Miembro de un movimiento maoí­sta durante la revolución de los Claveles en Portugal a fines de los años 1970, ingresó en la década siguiente en el Partido Socialdemócrata (centro-derecha).

Tras varios puestos en el gobierno, en 2002 accedió al cargo de primer ministro, que ocupó durante dos años, antes de provocar la sorpresa general y partir a Bruselas para asumir la presidencia de la Comisión Europea.

Fue el entonces primer ministro británico Tony Blair quien aupó la candidatura de este atlantista convencido, que unos meses antes habí­a hecho de anfitrión de la cumbre de las Azores, donde arrancó la cuenta atrás para la invasión estadounidense de Irak.

Durao Barroso debutó en Bruselas con un programa abiertamente liberal, defendiendo la liberalización de los servicios y erigiéndose artí­fice de una Comisión más modesta con el lema «legislar menos y mejor».

Pero la crisis institucional abierta por el rechazo a la Constitución Europea en 2005 le llevó a virar hacia un discurso más social, que la debacle financiera mundial acabó de consagrar.

Presionado por Francia y Alemania, trató de hacer de la regulación de los mercados su caballo de batalla, sin lograr satisfacer a sus detractores, que le acusan de no querer airar a nadie para ser reelegido.

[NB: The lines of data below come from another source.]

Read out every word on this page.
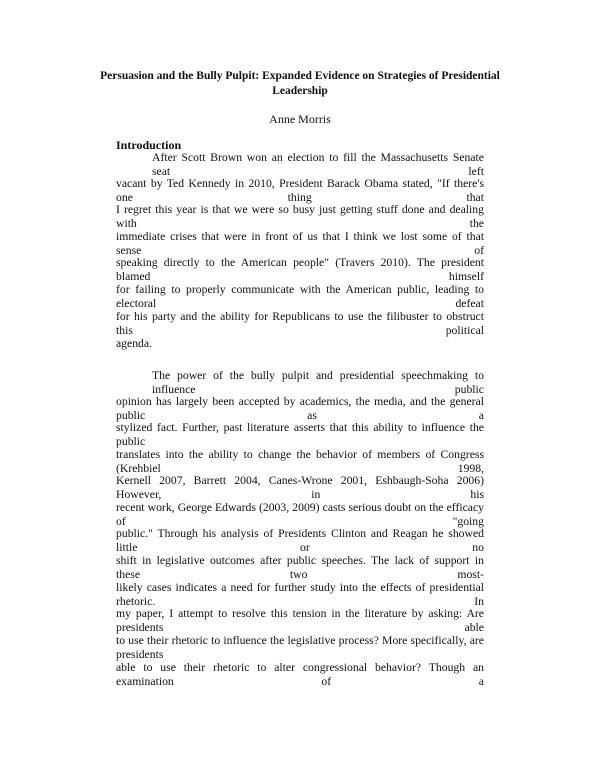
Persuasion and the Bully Pulpit: Expanded Evidence on Strategies of Presidential
Leadership
Anne Morris
Introduction
After Scott Brown won an election to fill the Massachusetts Senate seat left
vacant by Ted Kennedy in 2010, President Barack Obama stated, "If there's one thing that
I regret this year is that we were so busy just getting stuff done and dealing with the
immediate crises that were in front of us that I think we lost some of that sense of
speaking directly to the American people" (Travers 2010). The president blamed himself
for failing to properly communicate with the American public, leading to electoral defeat
for his party and the ability for Republicans to use the filibuster to obstruct this political
agenda.
The power of the bully pulpit and presidential speechmaking to influence public
opinion has largely been accepted by academics, the media, and the general public as a
stylized fact. Further, past literature asserts that this ability to influence the public
translates into the ability to change the behavior of members of Congress (Krehbiel 1998,
Kernell 2007, Barrett 2004, Canes-Wrone 2001, Eshbaugh-Soha 2006) However, in his
recent work, George Edwards (2003, 2009) casts serious doubt on the efficacy of "going
public." Through his analysis of Presidents Clinton and Reagan he showed little or no
shift in legislative outcomes after public speeches. The lack of support in these two most-
likely cases indicates a need for further study into the effects of presidential rhetoric. In
my paper, I attempt to resolve this tension in the literature by asking: Are presidents able
to use their rhetoric to influence the legislative process? More specifically, are presidents
able to use their rhetoric to alter congressional behavior? Though an examination of a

«La Comisión tiene tanto miedo ahora de los Estados miembros… Y como cada uno sólo piensa en su reelección sólo contamos con propuestas que no están a la altura», denunció recientemente un alto responsable del gobierno francés en asuntos europeos, Jean-Pierre Jouyet.

Durao Barroso se estima ví­ctima de ataques «dogmáticos» y defiende que la Comisión «hace todo lo posible con los instrumentos de los que dispone», admitiendo que sólo se atreve con propuestas con muchas posibilidades de ser aceptadas por los Estados miembros.

El portugués reivindica además una buena gestión en la lucha contra el cambio climático, felicitándose de la adopción de un ambicioso paquete de objetivos europeos para reducir las emisiones de dióxido de carbono (CO2) pese a la crisis económica.

Pero sus adversarios continúan viéndolo como un último recurso, que contenta a los gobiernos preocupados en no encontrar grandes obstáculos en Bruselas.

«Durao Barroso es tan débil que será recompensado con otro mandato», ironizó a fines de 2008 el ex jefe de la diplomacia alemana Joschka Fischer.